NDS is now known as eDirectory.
Novell Suse offerings are a fully functional replacement for Netware and has been for a while. And they have their Novell Linux desktop and Suse stuff, which is in a Novell-based directory envrionement with all the bells and whistles. Novell has pretty much eliminated Windows and Netware as a dependancy for it's stuff.
Originally posted by: BucNews
I think it would be a very stupid thing for the Linux community to piss off Novell... they are the ones that told SCO to take a flying leap for the Linux community.
Nope that the Linux community and IBM told them to take a flying leap. Novell told them that SCO didn't even own the 'IP' they were bitching about being stolen.
One thing that doesn't get mentioned enough with SCO vs IBM is that originally it had to do with IBM _realy_ screwing over SCO with something called 'Project Monterey'.
You see Unix had a problem. Originally Unix was very open, like all software of it's time. You could get books that were the print out version of the entire Unix operating system.
All software was like that because the software was sold with the computer. There wasn't enough market to sustain anybody doing pure software development. People made one-off operating systems to go with this or that computer and people programmed their own applications.
This is because most code was written in assembly. That is it was all very non-portable.
With Unix the major innovation was that it was rewritten into C programming language, which is very portable.

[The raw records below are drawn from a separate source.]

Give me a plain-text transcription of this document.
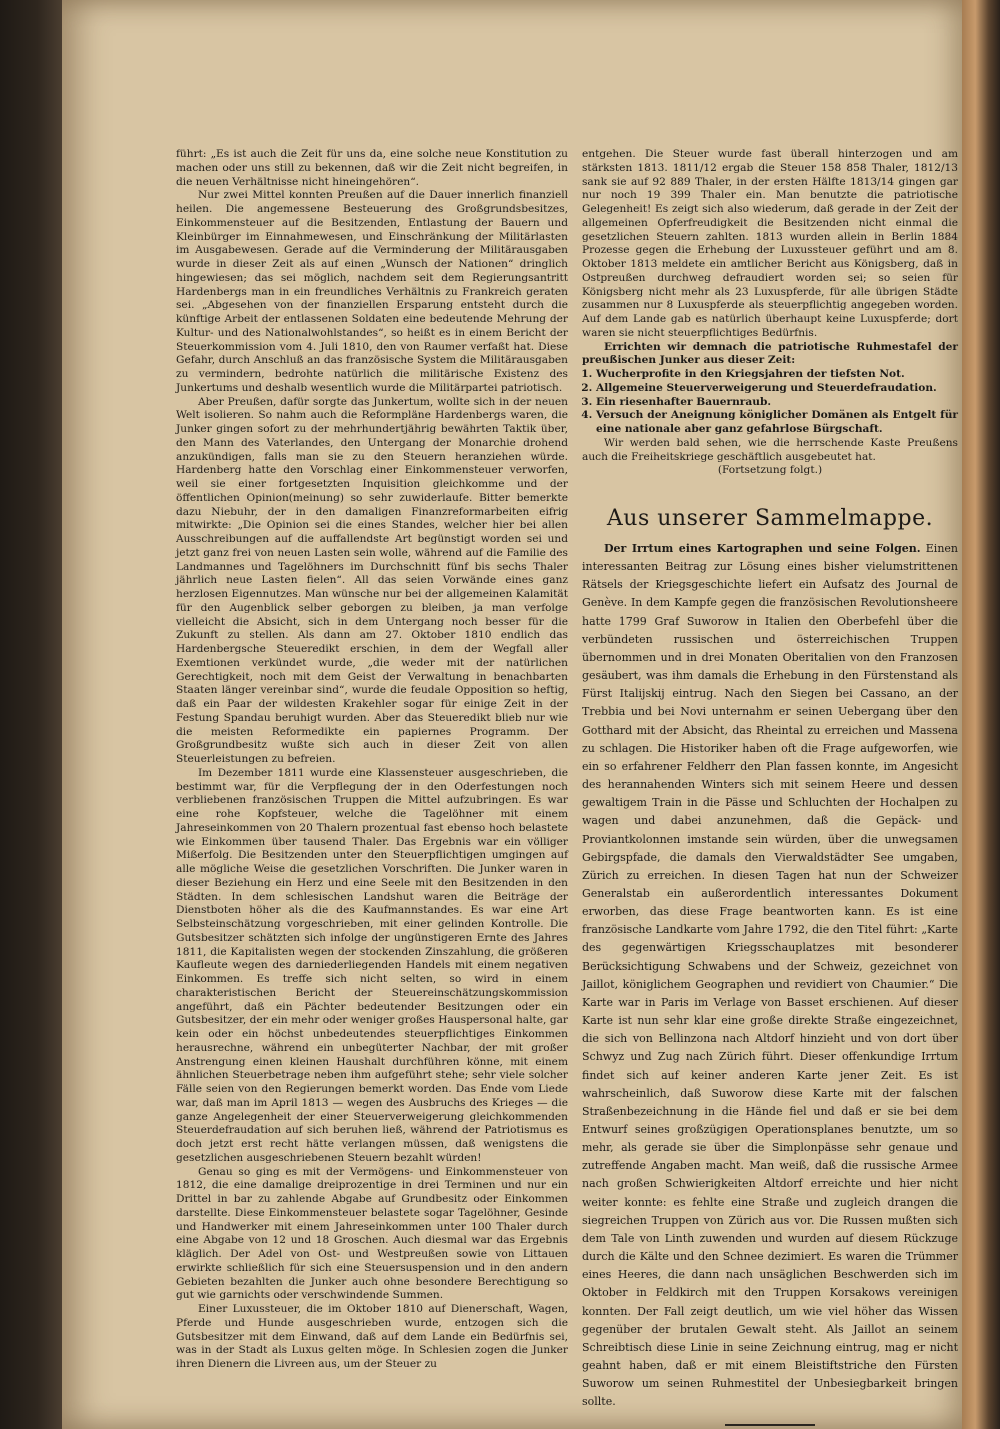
führt: „Es ist auch die Zeit für uns da, eine solche neue Konstitution zu machen oder uns still zu bekennen, daß wir die Zeit nicht begreifen, in die neuen Verhältnisse nicht hineingehören“.

Nur zwei Mittel konnten Preußen auf die Dauer innerlich finanziell heilen. Die angemessene Besteuerung des Großgrundsbesitzes, Einkommensteuer auf die Besitzenden, Entlastung der Bauern und Kleinbürger im Einnahmewesen, und Einschränkung der Militärlasten im Ausgabewesen. Gerade auf die Verminderung der Militärausgaben wurde in dieser Zeit als auf einen „Wunsch der Nationen“ dringlich hingewiesen; das sei möglich, nachdem seit dem Regierungsantritt Hardenbergs man in ein freundliches Verhältnis zu Frankreich geraten sei. „Abgesehen von der finanziellen Ersparung entsteht durch die künftige Arbeit der entlassenen Soldaten eine bedeutende Mehrung der Kultur- und des Nationalwohlstandes“, so heißt es in einem Bericht der Steuerkommission vom 4. Juli 1810, den von Raumer verfaßt hat. Diese Gefahr, durch Anschluß an das französische System die Militärausgaben zu vermindern, bedrohte natürlich die militärische Existenz des Junkertums und deshalb wesentlich wurde die Militärpartei patriotisch.

Aber Preußen, dafür sorgte das Junkertum, wollte sich in der neuen Welt isolieren. So nahm auch die Reformpläne Hardenbergs waren, die Junker gingen sofort zu der mehrhundertjährig bewährten Taktik über, den Mann des Vaterlandes, den Untergang der Monarchie drohend anzukündigen, falls man sie zu den Steuern heranziehen würde. Hardenberg hatte den Vorschlag einer Einkommensteuer verworfen, weil sie einer fortgesetzten Inquisition gleichkomme und der öffentlichen Opinion(meinung) so sehr zuwiderlaufe. Bitter bemerkte dazu Niebuhr, der in den damaligen Finanzreformarbeiten eifrig mitwirkte: „Die Opinion sei die eines Standes, welcher hier bei allen Ausschreibungen auf die auffallendste Art begünstigt worden sei und jetzt ganz frei von neuen Lasten sein wolle, während auf die Familie des Landmannes und Tagelöhners im Durchschnitt fünf bis sechs Thaler jährlich neue Lasten fielen“. All das seien Vorwände eines ganz herzlosen Eigennutzes. Man wünsche nur bei der allgemeinen Kalamität für den Augenblick selber geborgen zu bleiben, ja man verfolge vielleicht die Absicht, sich in dem Untergang noch besser für die Zukunft zu stellen. Als dann am 27. Oktober 1810 endlich das Hardenbergsche Steueredikt erschien, in dem der Wegfall aller Exemtionen verkündet wurde, „die weder mit der natürlichen Gerechtigkeit, noch mit dem Geist der Verwaltung in benachbarten Staaten länger vereinbar sind“, wurde die feudale Opposition so heftig, daß ein Paar der wildesten Krakehler sogar für einige Zeit in der Festung Spandau beruhigt wurden. Aber das Steueredikt blieb nur wie die meisten Reformedikte ein papiernes Programm. Der Großgrundbesitz wußte sich auch in dieser Zeit von allen Steuerleistungen zu befreien.

Im Dezember 1811 wurde eine Klassensteuer ausgeschrieben, die bestimmt war, für die Verpflegung der in den Oderfestungen noch verbliebenen französischen Truppen die Mittel aufzubringen. Es war eine rohe Kopfsteuer, welche die Tagelöhner mit einem Jahreseinkommen von 20 Thalern prozentual fast ebenso hoch belastete wie Einkommen über tausend Thaler. Das Ergebnis war ein völliger Mißerfolg. Die Besitzenden unter den Steuerpflichtigen umgingen auf alle mögliche Weise die gesetzlichen Vorschriften. Die Junker waren in dieser Beziehung ein Herz und eine Seele mit den Besitzenden in den Städten. In dem schlesischen Landshut waren die Beiträge der Dienstboten höher als die des Kaufmannstandes. Es war eine Art Selbsteinschätzung vorgeschrieben, mit einer gelinden Kontrolle. Die Gutsbesitzer schätzten sich infolge der ungünstigeren Ernte des Jahres 1811, die Kapitalisten wegen der stockenden Zinszahlung, die größeren Kaufleute wegen des darniederliegenden Handels mit einem negativen Einkommen. Es treffe sich nicht selten, so wird in einem charakteristischen Bericht der Steuereinschätzungskommission angeführt, daß ein Pächter bedeutender Besitzungen oder ein Gutsbesitzer, der ein mehr oder weniger großes Hauspersonal halte, gar kein oder ein höchst unbedeutendes steuerpflichtiges Einkommen herausrechne, während ein unbegüterter Nachbar, der mit großer Anstrengung einen kleinen Haushalt durchführen könne, mit einem ähnlichen Steuerbetrage neben ihm aufgeführt stehe; sehr viele solcher Fälle seien von den Regierungen bemerkt worden. Das Ende vom Liede war, daß man im April 1813 — wegen des Ausbruchs des Krieges — die ganze Angelegenheit der einer Steuerverweigerung gleichkommenden Steuerdefraudation auf sich beruhen ließ, während der Patriotismus es doch jetzt erst recht hätte verlangen müssen, daß wenigstens die gesetzlichen ausgeschriebenen Steuern bezahlt würden!

Genau so ging es mit der Vermögens- und Einkommensteuer von 1812, die eine damalige dreiprozentige in drei Terminen und nur ein Drittel in bar zu zahlende Abgabe auf Grundbesitz oder Einkommen darstellte. Diese Einkommensteuer belastete sogar Tagelöhner, Gesinde und Handwerker mit einem Jahreseinkommen unter 100 Thaler durch eine Abgabe von 12 und 18 Groschen. Auch diesmal war das Ergebnis kläglich. Der Adel von Ost- und Westpreußen sowie von Littauen erwirkte schließlich für sich eine Steuersuspension und in den andern Gebieten bezahlten die Junker auch ohne besondere Berechtigung so gut wie garnichts oder verschwindende Summen.

Einer Luxussteuer, die im Oktober 1810 auf Dienerschaft, Wagen, Pferde und Hunde ausgeschrieben wurde, entzogen sich die Gutsbesitzer mit dem Einwand, daß auf dem Lande ein Bedürfnis sei, was in der Stadt als Luxus gelten möge. In Schlesien zogen die Junker ihren Dienern die Livreen aus, um der Steuer zu

entgehen. Die Steuer wurde fast überall hinterzogen und am stärksten 1813. 1811/12 ergab die Steuer 158 858 Thaler, 1812/13 sank sie auf 92 889 Thaler, in der ersten Hälfte 1813/14 gingen gar nur noch 19 399 Thaler ein. Man benutzte die patriotische Gelegenheit! Es zeigt sich also wiederum, daß gerade in der Zeit der allgemeinen Opferfreudigkeit die Besitzenden nicht einmal die gesetzlichen Steuern zahlten. 1813 wurden allein in Berlin 1884 Prozesse gegen die Erhebung der Luxussteuer geführt und am 8. Oktober 1813 meldete ein amtlicher Bericht aus Königsberg, daß in Ostpreußen durchweg defraudiert worden sei; so seien für Königsberg nicht mehr als 23 Luxuspferde, für alle übrigen Städte zusammen nur 8 Luxuspferde als steuerpflichtig angegeben worden. Auf dem Lande gab es natürlich überhaupt keine Luxuspferde; dort waren sie nicht steuerpflichtiges Bedürfnis.

Errichten wir demnach die patriotische Ruhmestafel der preußischen Junker aus dieser Zeit:

1. Wucherprofite in den Kriegsjahren der tiefsten Not.
2. Allgemeine Steuerverweigerung und Steuerdefraudation.
3. Ein riesenhafter Bauernraub.
4. Versuch der Aneignung königlicher Domänen als Entgelt für eine nationale aber ganz gefahrlose Bürgschaft.

Wir werden bald sehen, wie die herrschende Kaste Preußens auch die Freiheitskriege geschäftlich ausgebeutet hat.

(Fortsetzung folgt.)

Aus unserer Sammelmappe.

Der Irrtum eines Kartographen und seine Folgen. Einen interessanten Beitrag zur Lösung eines bisher vielumstrittenen Rätsels der Kriegsgeschichte liefert ein Aufsatz des Journal de Genève. In dem Kampfe gegen die französischen Revolutionsheere hatte 1799 Graf Suworow in Italien den Oberbefehl über die verbündeten russischen und österreichischen Truppen übernommen und in drei Monaten Oberitalien von den Franzosen gesäubert, was ihm damals die Erhebung in den Fürstenstand als Fürst Italijskij eintrug. Nach den Siegen bei Cassano, an der Trebbia und bei Novi unternahm er seinen Uebergang über den Gotthard mit der Absicht, das Rheintal zu erreichen und Massena zu schlagen. Die Historiker haben oft die Frage aufgeworfen, wie ein so erfahrener Feldherr den Plan fassen konnte, im Angesicht des herannahenden Winters sich mit seinem Heere und dessen gewaltigem Train in die Pässe und Schluchten der Hochalpen zu wagen und dabei anzunehmen, daß die Gepäck- und Proviantkolonnen imstande sein würden, über die unwegsamen Gebirgspfade, die damals den Vierwaldstädter See umgaben, Zürich zu erreichen. In diesen Tagen hat nun der Schweizer Generalstab ein außerordentlich interessantes Dokument erworben, das diese Frage beantworten kann. Es ist eine französische Landkarte vom Jahre 1792, die den Titel führt: „Karte des gegenwärtigen Kriegsschauplatzes mit besonderer Berücksichtigung Schwabens und der Schweiz, gezeichnet von Jaillot, königlichem Geographen und revidiert von Chaumier.“ Die Karte war in Paris im Verlage von Basset erschienen. Auf dieser Karte ist nun sehr klar eine große direkte Straße eingezeichnet, die sich von Bellinzona nach Altdorf hinzieht und von dort über Schwyz und Zug nach Zürich führt. Dieser offenkundige Irrtum findet sich auf keiner anderen Karte jener Zeit. Es ist wahrscheinlich, daß Suworow diese Karte mit der falschen Straßenbezeichnung in die Hände fiel und daß er sie bei dem Entwurf seines großzügigen Operationsplanes benutzte, um so mehr, als gerade sie über die Simplonpässe sehr genaue und zutreffende Angaben macht. Man weiß, daß die russische Armee nach großen Schwierigkeiten Altdorf erreichte und hier nicht weiter konnte: es fehlte eine Straße und zugleich drangen die siegreichen Truppen von Zürich aus vor. Die Russen mußten sich dem Tale von Linth zuwenden und wurden auf diesem Rückzuge durch die Kälte und den Schnee dezimiert. Es waren die Trümmer eines Heeres, die dann nach unsäglichen Beschwerden sich im Oktober in Feldkirch mit den Truppen Korsakows vereinigen konnten. Der Fall zeigt deutlich, um wie viel höher das Wissen gegenüber der brutalen Gewalt steht. Als Jaillot an seinem Schreibtisch diese Linie in seine Zeichnung eintrug, mag er nicht geahnt haben, daß er mit einem Bleistiftstriche den Fürsten Suworow um seinen Ruhmestitel der Unbesiegbarkeit bringen sollte.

So as computers evolved you could port Unix to newer machines. And since it was so open you could get the code yourself and do the port yourself.
So that environment is were we got BSD and things like TCP/IP and such.
This openness, portability, and the standardized network stack is what made Unix king and lack of that is what killed off all other operating systems of that era.
Now eventually you had enough computers that you could support closed source software development profitably. People bought rights to the the Unix source code and began hording the code from each other.
So Unix developers concentrated on the profitable high-end market and effectively killed off BSD through lawsuites and all of a sudden they started getting all incompatable and expensive.
And it just kept getting worse and worse and worse. they have things like the OpenGroup that tried to make rules about software compatability and things like that, but it never realy worked out.
So in the late 90's IBM, SCO, and Sequent decided to get together and make a single Unix operating system again.
This was a single Unix operating system that would scale from midrange computing to high end computing. IBM would take the high end with it's heavy hitting POWER computers, and SCO the low-end with it's x86 support. Intel was going to work on Itanium support and Sequent had their own computers (that ended up never going anywere)
It would be 32bit and 64bit. And applications programmed for x86 would work in POWER and visa versa. The grand old unified Unix.
IBM is a big company, SCO isn't. IBM can afford to do all sorts of things at the same time and SCO couldn't. This project Monterey was it's future.
So SCO put a lot of work into it and didn't actually release any products at the same time.
Project Monterey was, of course, a complete failure. And you know the main reason why?
LINUX.
Linux already did all that. It was unified and supported a crapload of platforms. It's open, it's compatable, and it's cheaper.
Project Trillian was a effort to make Linux scale into the high end. Namely make it work well on the Itanium platform that Intel was hoping would take over, but also they got a lot of help from IBM.
Trillian was a success. Monterey floundered.
Trillian delivered working code in 2000. Set the ship the same day that Intel was set to ship it's first proccessor.
Monterey disbanded in 2001. Utter failure and forgotten. SCO sold the business to Caldera (a Linux company) and went off on a totally different direction. Caldera turned into the new SCO.
THAT is why SCO originally sued IBM. It had to due with breach of contract when IBM just abandoned them for Linux.
But that didn't turn out and SCO should of given up there. So SCO went on to finish it's suicide march by pissing off every x86 Unix user in existance by trying to hurt Linux through it's IP claims.
At that time most of SCO customer's and all of the third party application developers supported and used Linux heavily in their businesses along side SCO's Unix.
Maybe SCO figured if they make Linux look iffy those application developers and those users would get scared and stop using Linux.
Well instead they all got pissed and stopped support SCO. Those that didn't get pissed, were still scared because it ment that the company they depend on for their businesses is busy pissing in the eye of the 60,000 pound gorilla that is IBM.
SCO is now dead in the water. The customers they still have are trying to find the easiest and cheapest way to get on Linux and they have virtually no application support for their newest Unix version.